Symptom: You see a lot of error messages in ODBC trace files or the performance is slow.

Solution: Verify that you have installed the TDC file shipped with the ODBC driver.

GROUP BY Using Alias

Symptom: Invalid column.

Solution: Not supported. Use column name and/or expression directly.

Casting a VARCHAR String to an INTEGER Causes an Error

Symptom:

SYSTEM ERROR: java.lang.NumberFormatException

Solution: Per the SQL specificationm CAST to INT does not support empty strings. If you want to change this behavior, set the drill.exec.functions.cast_empty_string_to_null SESSION/SYSTEM option.

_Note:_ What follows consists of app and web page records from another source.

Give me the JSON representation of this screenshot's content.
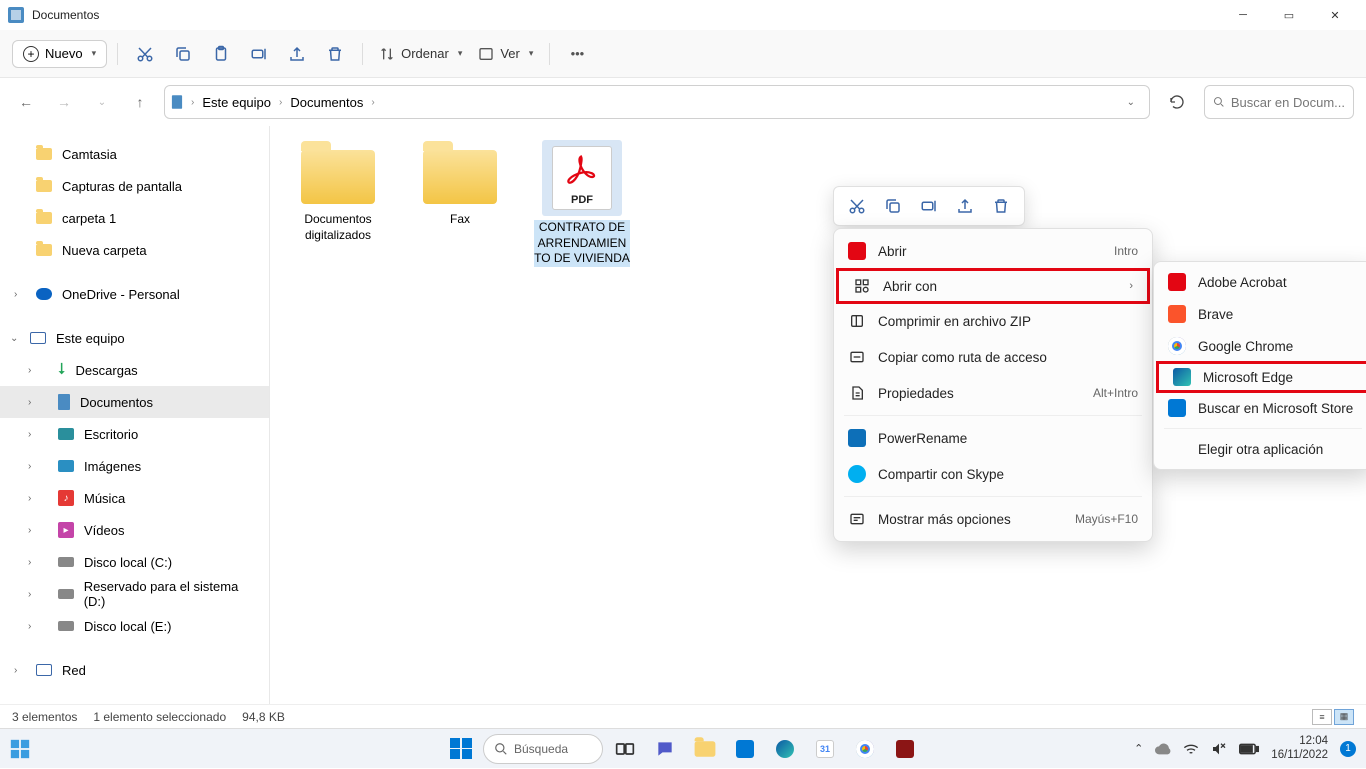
{
  "window": {
    "title": "Documentos"
  },
  "toolbar": {
    "new_label": "Nuevo",
    "sort_label": "Ordenar",
    "view_label": "Ver"
  },
  "breadcrumb": {
    "root": "Este equipo",
    "current": "Documentos"
  },
  "search": {
    "placeholder": "Buscar en Docum..."
  },
  "sidebar": {
    "quick": {
      "items": [
        {
          "label": "Camtasia"
        },
        {
          "label": "Capturas de pantalla"
        },
        {
          "label": "carpeta 1"
        },
        {
          "label": "Nueva carpeta"
        }
      ]
    },
    "onedrive": {
      "label": "OneDrive - Personal"
    },
    "thispc": {
      "label": "Este equipo",
      "items": [
        {
          "label": "Descargas"
        },
        {
          "label": "Documentos"
        },
        {
          "label": "Escritorio"
        },
        {
          "label": "Imágenes"
        },
        {
          "label": "Música"
        },
        {
          "label": "Vídeos"
        },
        {
          "label": "Disco local (C:)"
        },
        {
          "label": "Reservado para el sistema (D:)"
        },
        {
          "label": "Disco local (E:)"
        }
      ]
    },
    "network": {
      "label": "Red"
    }
  },
  "files": {
    "items": [
      {
        "name": "Documentos digitalizados"
      },
      {
        "name": "Fax"
      },
      {
        "name": "CONTRATO DE ARRENDAMIENTO DE VIVIENDA"
      }
    ]
  },
  "pdf_badge": "PDF",
  "context_menu": {
    "open": {
      "label": "Abrir",
      "shortcut": "Intro"
    },
    "open_with": {
      "label": "Abrir con"
    },
    "compress": {
      "label": "Comprimir en archivo ZIP"
    },
    "copy_path": {
      "label": "Copiar como ruta de acceso"
    },
    "properties": {
      "label": "Propiedades",
      "shortcut": "Alt+Intro"
    },
    "power_rename": {
      "label": "PowerRename"
    },
    "share_skype": {
      "label": "Compartir con Skype"
    },
    "show_more": {
      "label": "Mostrar más opciones",
      "shortcut": "Mayús+F10"
    }
  },
  "open_with_submenu": {
    "items": [
      {
        "label": "Adobe Acrobat",
        "color": "#e30613"
      },
      {
        "label": "Brave",
        "color": "#fb542b"
      },
      {
        "label": "Google Chrome",
        "color": "#ffffff"
      },
      {
        "label": "Microsoft Edge",
        "color": "#0c59a4"
      },
      {
        "label": "Buscar en Microsoft Store",
        "color": "#0078d4"
      }
    ],
    "choose_another": "Elegir otra aplicación"
  },
  "statusbar": {
    "count": "3 elementos",
    "selected": "1 elemento seleccionado",
    "size": "94,8 KB"
  },
  "taskbar": {
    "search": "Búsqueda",
    "time": "12:04",
    "date": "16/11/2022",
    "notif_count": "1"
  }
}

Unexpected Exception during Fragment Initialization

Symptom: An error occurred during the Foreman phase of the query. The error typically occurs due to the following common causes:

  • Malformed SQL that passed initial validation but failed upon further analysis
  • Extraneous files in query directories do not match the default format type

Solution: Enable the verbose errors option and run the query again to see if further insight is provided.

Queries Running Out of Memory

Symptom:

RESOURCE ERROR: One or more nodes ran out of memory while executing the query.

Solution:

  • Increase the amount of direct memory allotted to Drill.
  • If using CTAS, reduce the planner.width.max_per_node setting.
  • Reduce the number of concurrent queries running on the cluster using Drill query queues.
  • Disable hash aggregation and hash sort for your session.

See Configuration Options.

Unclear Error Message

Symptom: Cannot determine issue from error message.

Solution: Turn on verbose errors.

ALTER SESSION SET `exec.errors.verbose`=true;

Determine your currently connected drillbit using `SELECT * FROM sys.drillbits. Then review logs Drill logs from that drillbit.

Error Starting Drill in Embedded Mode

Symptom:

java.net.BindException: Address already in use

Solution: You can only run one Drillbit per node in embedded or distributed mode using default settings. You need to either change ports used by Drillbit or stop one Drillbit before starting another.

CLOSE_WAIT connections to HDFS Datanode

Currently Hadoop does not support IPv6 client connections (See HADOOP-11890).

If you run Drill within an IPv6 environment and see a lot of IPv6 connections from Drillbit to HDFS Datanode in CLOSE_WAIT state, you can fix this by preferring IPv4 over IPv6 via drill-env.sh

export DRILLBIT_JAVA_OPTS="$DRILLBIT_JAVA_OPTS -Djava.net.preferIPv4Stack=true -Djava.net.preferIPv6Addresses=false"

This tells the Drillbit to use IPv4 connections to all Datasources, not only to HDFS.